It’s six weeks since the the Health Information and Quality Authority (Hiqa) published one of the most damning reports on the public health system ever produced.
The Hiqa review into the deaths of five babies in the maternity unit at the Midland Regional Hospital, Portlaoise, which examined patient-safety practices at the hospital, uncovered multiple examples of poor oversight and a failure to take action by the Health Service Executive (HSE) at national, regional and local level.
It showed how poorly the families of the dead babies were treated: “Narratives provided by patients and families demonstrated that the failure by some staff to show compassion in the care they provided, and what those patients and families felt to be the absence of openness from those managers and clinical staff that they subsequently engaged with, resulted in devastating consequences for them,” the report states.
We have been told that clinical staff involved in unprofessional practice at the hospital have been identified and referred to the Medical Council and the Nursing and Midwifery Board respectively in order for their fitness to practise to be objectively examined. That is as it should be, and is a welcome response.
But what of the managers involved? In a forensic analysis Hiqa found evidence of neglect and failure by HSE managers in how they dealt with clearly documented problems at the Midland Regional Hospital. This failure occurred at local, regional and national level.
Worse still, Hiqa was able to demonstrate that “previous investigations have highlighted serious deficiencies within the HSE in relation to its ability to learn from adverse findings”; and, crucially, found that “six separate reports on other hospitals between 2008 and 2013 that should have led to improvements at facilities, including Portlaoise, were not fully acted on”.
In other words poor professional performance by health service managers is embedded in the system.

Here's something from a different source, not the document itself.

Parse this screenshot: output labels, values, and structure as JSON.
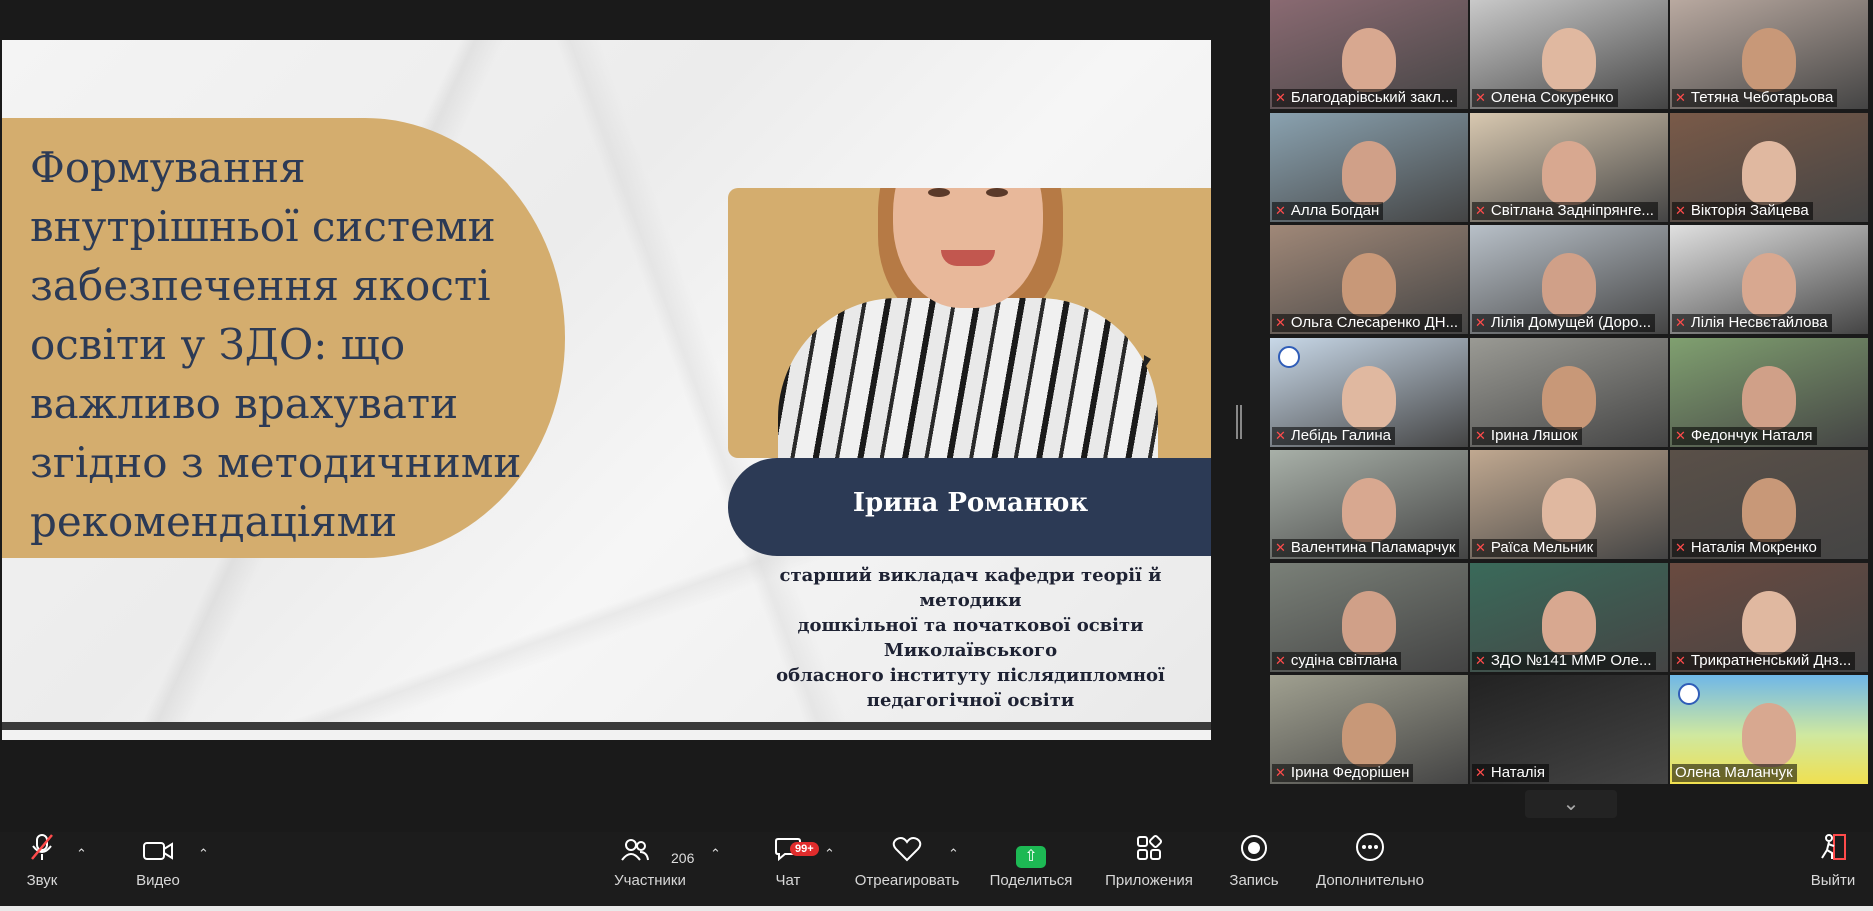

So what has been done about this? Tony O’Brien, the chief executive of the HSE, has said that internal disciplinary procedures are being followed. But is this enough? If the performance of doctors and nurses is assessed by statutory independent bodies why do we not have a similar structure and process for managers?
The Health Management Institute of Ireland (HMI) is the professional body for healthcare managers in the Republic. It would be helpful to hear the HMI’s view of the Hiqa conclusion that “ there was no evidence that the HSE nationally was proactively exercising meaningful oversight of the hospital and the inherent risks there”.
Clearly HMI cannot be both a representative body and a regulator, but the question must be asked: has it lobbied the Department of Health for the creation of an independent regulatory body for health service managers?
The health management landscape here could not be more different to that in Britain. It is facing up to the failure of a number of NHS hospital trusts and how to deal with the problem. A Health Service Journal report has found that there were far too many NHS organisations and a chronic shortage of good managers. "There are too many separate NHS organisations given the talent available to staff them all at board level," it says. A likely solution will be a significant reduction in the number of trusts.
Meanwhile, the National Health Service Act 2006 could not be more clear in how to deal with failing trusts and their senior managers. Section 52 of the Act states: “The regulator may require the trust, the directors or the board of governors to do, or not to do, specified things or things of a specified description within a specified period.”
The legislation also says: “The regulator’s power to remove a director, or member of the board of governors, of the trust includes power to suspend him from office, or to disqualify him from holding office, as a director or member of the board of governors of the trust for a specified period.”
In the aftermath of Portlaoise, could the Irish Government please copy?